L'USAJ et le syndicat des greffiers de France ont en particulier regretté l'absence de dérogation accordée aux personnels sur lesquels pèsent de lourdes contraintes citant le cas du greffe du juge de la détention et des libertés en soulignant que les personnels de la protection judiciaire de la jeunesse et de l'administration pénitentiaire bénéficieraient au contraire d'un régime différencié (1.560 heures annuelles au lieu de 1600).

L'ensemble des organisations syndicales a estimé insuffisantes les mesures d'accompagnement prévues par le projet de loi de finances pour 2002, qui accorde une dotation d'un montant de 2,732 millions d'euros afin de prendre en charge dans les juridictions les astreintes et les heures supplémentaires résultant de la mise en oeuvre de cette réforme . Ils ont par ailleurs regretté qu'aucune des créations d'emplois prévues par le projet de loi de finances pour 2002 ne soit destinée à accompagner la mise en place des trente-cinq heures.

En dépit des fortes réserves manifestées tout au long des négociations et exprimées devant votre rapporteur pour avis, et après deux mois de pourparlers, deux accords cadres, concernant respectivement les personnels de l'administration centrale 83( * ) et les fonctionnaires des services judiciaires 84( * ) , et destinés à la mise en oeuvre « des trente-cinq heures » au ministère de la justice ont été signés par les principales organisations syndicales.

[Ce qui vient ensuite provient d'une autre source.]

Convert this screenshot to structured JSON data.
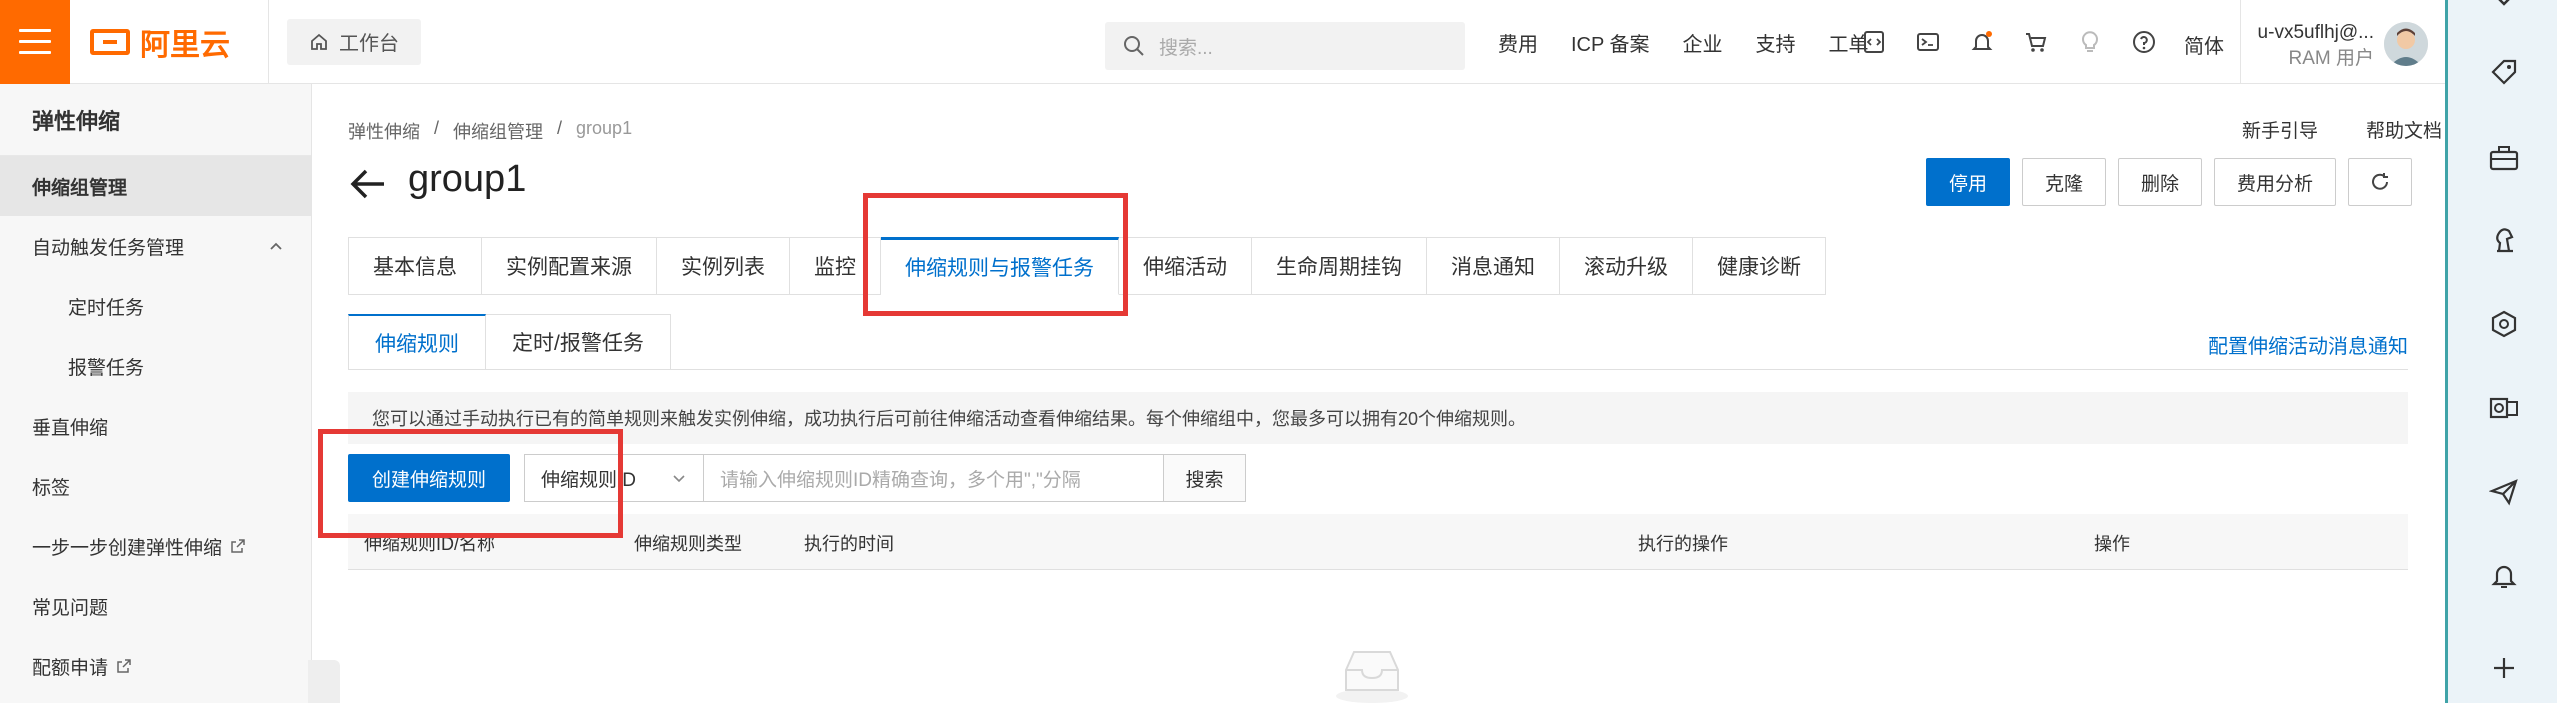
{
  "topbar": {
    "logo_text": "阿里云",
    "workbench_label": "工作台",
    "search_placeholder": "搜索...",
    "nav_items": [
      "费用",
      "ICP 备案",
      "企业",
      "支持",
      "工单"
    ],
    "language": "简体",
    "user_name": "u-vx5uflhj@...",
    "user_role": "RAM 用户",
    "icons": [
      "code-icon",
      "terminal-icon",
      "bell-icon",
      "cart-icon",
      "lightbulb-icon",
      "help-icon"
    ],
    "colors": {
      "brand": "#ff6a00",
      "notification_dot": "#ff6a00"
    }
  },
  "sidebar": {
    "title": "弹性伸缩",
    "items": [
      {
        "label": "伸缩组管理",
        "active": true
      },
      {
        "label": "自动触发任务管理",
        "expanded": true
      },
      {
        "label": "定时任务",
        "sub": true
      },
      {
        "label": "报警任务",
        "sub": true
      },
      {
        "label": "垂直伸缩"
      },
      {
        "label": "标签"
      },
      {
        "label": "一步一步创建弹性伸缩",
        "external": true
      },
      {
        "label": "常见问题"
      },
      {
        "label": "配额申请",
        "external": true
      }
    ]
  },
  "main": {
    "breadcrumb": [
      "弹性伸缩",
      "伸缩组管理",
      "group1"
    ],
    "breadcrumb_sep": "/",
    "help_links": [
      "新手引导",
      "帮助文档"
    ],
    "page_title": "group1",
    "actions": [
      "停用",
      "克隆",
      "删除",
      "费用分析"
    ],
    "tabs": [
      "基本信息",
      "实例配置来源",
      "实例列表",
      "监控",
      "伸缩规则与报警任务",
      "伸缩活动",
      "生命周期挂钩",
      "消息通知",
      "滚动升级",
      "健康诊断"
    ],
    "active_tab": "伸缩规则与报警任务",
    "subtabs": [
      "伸缩规则",
      "定时/报警任务"
    ],
    "active_subtab": "伸缩规则",
    "config_link": "配置伸缩活动消息通知",
    "notice": "您可以通过手动执行已有的简单规则来触发实例伸缩，成功执行后可前往伸缩活动查看伸缩结果。每个伸缩组中，您最多可以拥有20个伸缩规则。",
    "create_button": "创建伸缩规则",
    "filter_select": "伸缩规则ID",
    "search_placeholder": "请输入伸缩规则ID精确查询，多个用\",\"分隔",
    "search_button": "搜索",
    "table_headers": [
      "伸缩规则ID/名称",
      "伸缩规则类型",
      "执行的时间",
      "执行的操作",
      "操作"
    ],
    "colors": {
      "primary": "#0070cc",
      "highlight_box": "#e53935"
    }
  },
  "rightbar": {
    "icons": [
      "tag-icon",
      "toolbox-icon",
      "chess-icon",
      "cube-icon",
      "outlook-icon",
      "send-icon",
      "cloud-bell-icon",
      "plus-icon"
    ]
  }
}
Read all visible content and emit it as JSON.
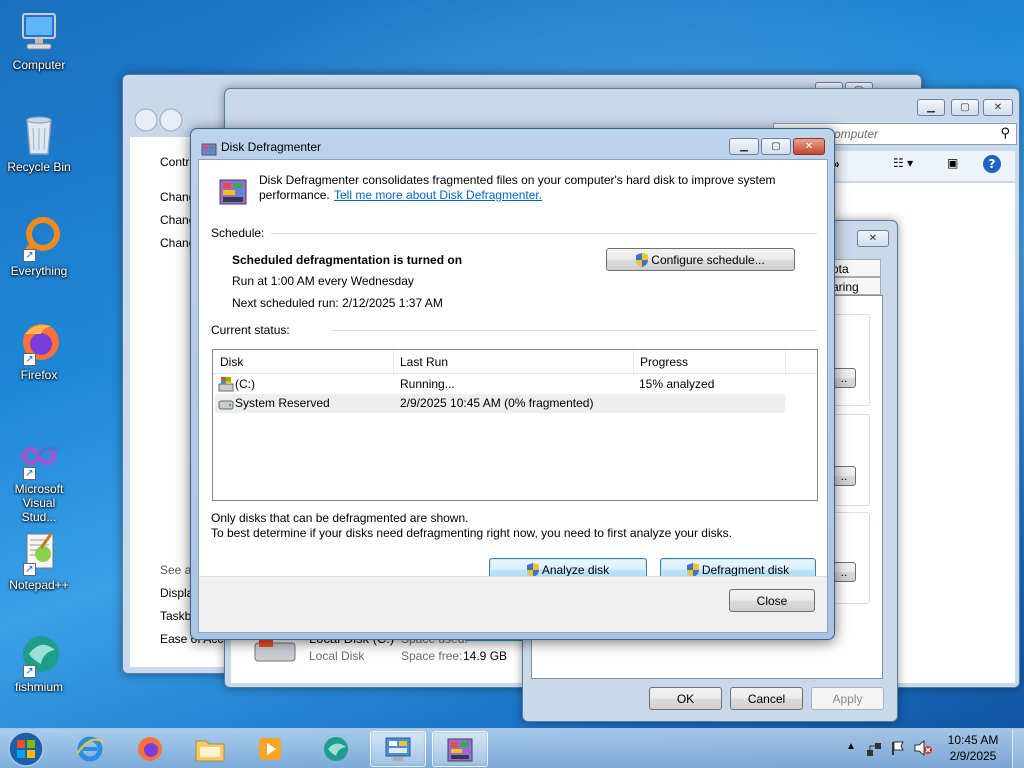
{
  "desktop": {
    "icons": [
      {
        "label": "Computer"
      },
      {
        "label": "Recycle Bin"
      },
      {
        "label": "Everything"
      },
      {
        "label": "Firefox"
      },
      {
        "label": "Microsoft Visual Stud..."
      },
      {
        "label": "Notepad++"
      },
      {
        "label": "fishmium"
      }
    ]
  },
  "control_panel_window": {
    "partial_texts": [
      "Contr",
      "Chang",
      "Chang",
      "Chang",
      "See al",
      "Displa",
      "Taskb",
      "Ease of Acce"
    ]
  },
  "explorer_window": {
    "search_placeholder": "omputer",
    "drive": {
      "name": "Local Disk (C:)",
      "type": "Local Disk",
      "space_used_label": "Space used:",
      "space_free_label": "Space free:",
      "space_free_value": "14.9 GB"
    }
  },
  "properties_dialog": {
    "tabs": [
      "ota",
      "aring"
    ],
    "ok_label": "OK",
    "cancel_label": "Cancel",
    "apply_label": "Apply"
  },
  "defrag": {
    "title": "Disk Defragmenter",
    "intro_text": "Disk Defragmenter consolidates fragmented files on your computer's hard disk to improve system",
    "intro_text2": "performance.",
    "learn_more_link": "Tell me more about Disk Defragmenter.",
    "schedule_label": "Schedule:",
    "schedule_status": "Scheduled defragmentation is turned on",
    "schedule_run": "Run at 1:00 AM every Wednesday",
    "next_run": "Next scheduled run: 2/12/2025 1:37 AM",
    "configure_label": "Configure schedule...",
    "current_status_label": "Current status:",
    "columns": [
      "Disk",
      "Last Run",
      "Progress"
    ],
    "disks": [
      {
        "name": "(C:)",
        "last_run": "Running...",
        "progress": "15% analyzed"
      },
      {
        "name": "System Reserved",
        "last_run": "2/9/2025 10:45 AM (0% fragmented)",
        "progress": ""
      }
    ],
    "note1": "Only disks that can be defragmented are shown.",
    "note2": "To best determine if your disks need defragmenting right now, you need to first analyze your disks.",
    "analyze_label": "Analyze disk",
    "defragment_label": "Defragment disk",
    "close_label": "Close"
  },
  "taskbar": {
    "time": "10:45 AM",
    "date": "2/9/2025"
  }
}
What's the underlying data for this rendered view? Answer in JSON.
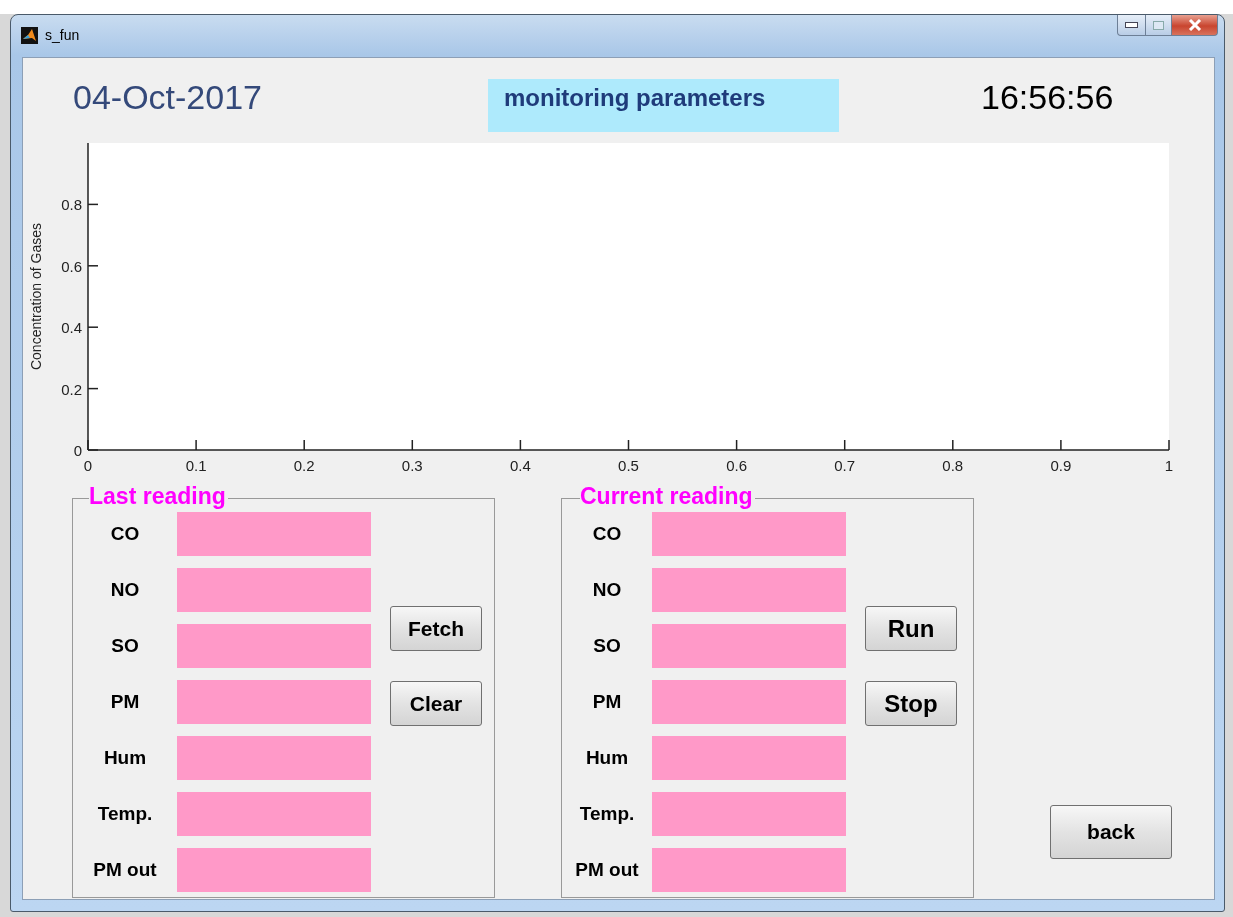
{
  "window": {
    "title": "s_fun"
  },
  "date": "04-Oct-2017",
  "heading": "monitoring parameters",
  "time": "16:56:56",
  "chart": {
    "chart_data": {
      "type": "line",
      "ylabel": "Concentration of Gases",
      "xlim": [
        0,
        1
      ],
      "ylim": [
        0,
        1
      ],
      "xticks": [
        0,
        0.1,
        0.2,
        0.3,
        0.4,
        0.5,
        0.6,
        0.7,
        0.8,
        0.9,
        1
      ],
      "yticks": [
        0,
        0.2,
        0.4,
        0.6,
        0.8
      ]
    }
  },
  "panels": [
    {
      "title": "Last reading",
      "fields": [
        {
          "label": "CO"
        },
        {
          "label": "NO"
        },
        {
          "label": "SO"
        },
        {
          "label": "PM"
        },
        {
          "label": "Hum"
        },
        {
          "label": "Temp."
        },
        {
          "label": "PM out"
        }
      ],
      "buttons": [
        "Fetch",
        "Clear"
      ]
    },
    {
      "title": "Current reading",
      "fields": [
        {
          "label": "CO"
        },
        {
          "label": "NO"
        },
        {
          "label": "SO"
        },
        {
          "label": "PM"
        },
        {
          "label": "Hum"
        },
        {
          "label": "Temp."
        },
        {
          "label": "PM out"
        }
      ],
      "buttons": [
        "Run",
        "Stop"
      ]
    }
  ],
  "back_button": "back"
}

La négociation avec les organisations professionnelles des magistrats pour la mise en ouvre du temps de travail n'a pas produit les effets escomptés . Un diagnostic de la charge de travail des magistrats a été effectué par un consultant extérieur à partir de questionnaires adressés aux magistrats, dont les principaux éléments ont été débattus avec les magistrats à la fin du mois de juillet 2001. Mais, comme l'a d'ailleurs admis la Garde des Sceaux à l'occasion du congrès de l'USM le 20 octobre 2001 85( * ) , « il n'y a pas eu véritablement de mesure ou d'audit, faute de délai suffisant pour mener ce type d'enquête ».

Un régime spécifique aux personnels d'encadrement doit être défini, portant non seulement sur la réduction du temps de travail, mais également sur le régime des astreintes, les congés et l'organisation du travail. D'après les informations fournies par la Chancellerie, la compensation de la variabilité et de l'importance des horaires de travail par un nombre de jours forfaitaires pourrait être la voie choisie.

L'ensemble des représentants des organisations professionnelles de magistrats a regretté que la mise en oeuvre des trente-cinq heures n'ait pas été gagée par des créations d'emplois de magistrats. Ils ont souligné que l'enveloppe prévue par le budget 2002 n'était pas à la hauteur des engagements du Gouvernement eu égard à la rémunération des astreintes 86( * ) et aux conditions de récupération 87( * ) . Le syndicat de la magistrature a considéré que la définition d'une norme de travail ne constituait pas une bonne méthode d'évaluation.